Prosagoge is a compound of pros, meaning “toward” or “facing,” and ago, meaning “to lead, to bring.” It is literally “a leading or bringing into the presence of,” associated with freedom to enter through the assistance or favor of another. Thayer says this is a “relationship with God whereby we are acceptable to Him and have assurance that He is favorably disposed towards us.” It was the act of one who secures for another an interview with a sovereign.

It is found in the Septuagint in Exodus 29:10 and several times in Leviticus in the sense of bringing or offering an animal for sacrifice.

This noun appears only three times in the New Testament. Ephesians 2:18, “we both have access in one Spirit to the Father” indicates the privilege of being brought to or introduced to God. This involves the free access which we have to God through the Holy Spirit because of Christ’s merits.

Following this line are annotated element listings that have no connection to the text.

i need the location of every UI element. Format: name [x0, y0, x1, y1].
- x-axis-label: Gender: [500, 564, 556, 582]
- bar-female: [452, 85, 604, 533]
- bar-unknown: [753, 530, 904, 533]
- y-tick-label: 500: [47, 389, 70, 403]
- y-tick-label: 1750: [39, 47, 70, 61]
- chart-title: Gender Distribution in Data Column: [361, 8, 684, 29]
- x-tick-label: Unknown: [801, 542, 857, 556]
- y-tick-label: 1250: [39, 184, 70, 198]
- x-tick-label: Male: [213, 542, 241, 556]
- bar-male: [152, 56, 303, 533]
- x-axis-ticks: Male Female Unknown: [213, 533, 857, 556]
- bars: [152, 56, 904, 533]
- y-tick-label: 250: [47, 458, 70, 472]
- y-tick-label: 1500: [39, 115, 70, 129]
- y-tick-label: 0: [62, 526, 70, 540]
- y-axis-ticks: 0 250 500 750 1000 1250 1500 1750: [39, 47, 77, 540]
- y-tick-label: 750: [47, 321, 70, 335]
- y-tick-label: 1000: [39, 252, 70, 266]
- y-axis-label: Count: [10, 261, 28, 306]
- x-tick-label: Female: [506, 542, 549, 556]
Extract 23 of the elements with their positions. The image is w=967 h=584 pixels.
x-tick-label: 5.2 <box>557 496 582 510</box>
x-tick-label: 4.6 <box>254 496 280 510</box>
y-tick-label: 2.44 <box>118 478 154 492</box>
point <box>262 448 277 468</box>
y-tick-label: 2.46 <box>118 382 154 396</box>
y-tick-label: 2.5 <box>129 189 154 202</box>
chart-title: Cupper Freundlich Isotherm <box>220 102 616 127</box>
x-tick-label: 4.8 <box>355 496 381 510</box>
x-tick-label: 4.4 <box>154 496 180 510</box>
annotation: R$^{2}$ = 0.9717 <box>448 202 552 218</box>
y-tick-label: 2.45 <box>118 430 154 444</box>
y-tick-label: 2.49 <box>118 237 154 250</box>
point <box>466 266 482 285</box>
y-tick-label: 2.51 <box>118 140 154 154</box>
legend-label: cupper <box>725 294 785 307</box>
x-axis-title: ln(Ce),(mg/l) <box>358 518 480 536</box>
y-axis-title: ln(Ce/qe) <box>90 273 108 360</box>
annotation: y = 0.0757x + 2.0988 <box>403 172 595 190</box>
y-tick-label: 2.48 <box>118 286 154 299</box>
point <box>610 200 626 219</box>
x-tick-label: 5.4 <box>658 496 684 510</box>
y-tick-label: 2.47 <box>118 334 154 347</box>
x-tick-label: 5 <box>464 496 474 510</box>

Ephesians 3:12, “we have boldness and confident access through faith in Him,” tells us that our access to God’s throne denotes liberty granted by God because of our faith in Jesus Christ. Compared to the limited access to God in the Old Testament, the free access that we have now is certainly a reason to “exult in hope of the glory of God” (Romans 5:2).

In the key verse, ROMANS 5:2, grace here is seen as a haven or harbor. In secular usage, prosagoge referred to a place for ships to land as they “approached” a harbor. Jesus brings the believer into full favor of God. Wuest says, “God the Son provides the way into the Father's presence through the blood of His cross, God the Spirit conducts the saint in and presents him, and God the Father is the One into whose presence the believer is brought.”


Connection Worship said...

Awesome post about Grace.

Susan said...

Glad You commented on my blog because yours are awesome!I love looking at word origins. I was born in Holland so when I see words with Germanic or Dutch roots it makes the word so much more interesting to me. Thanks for this world study!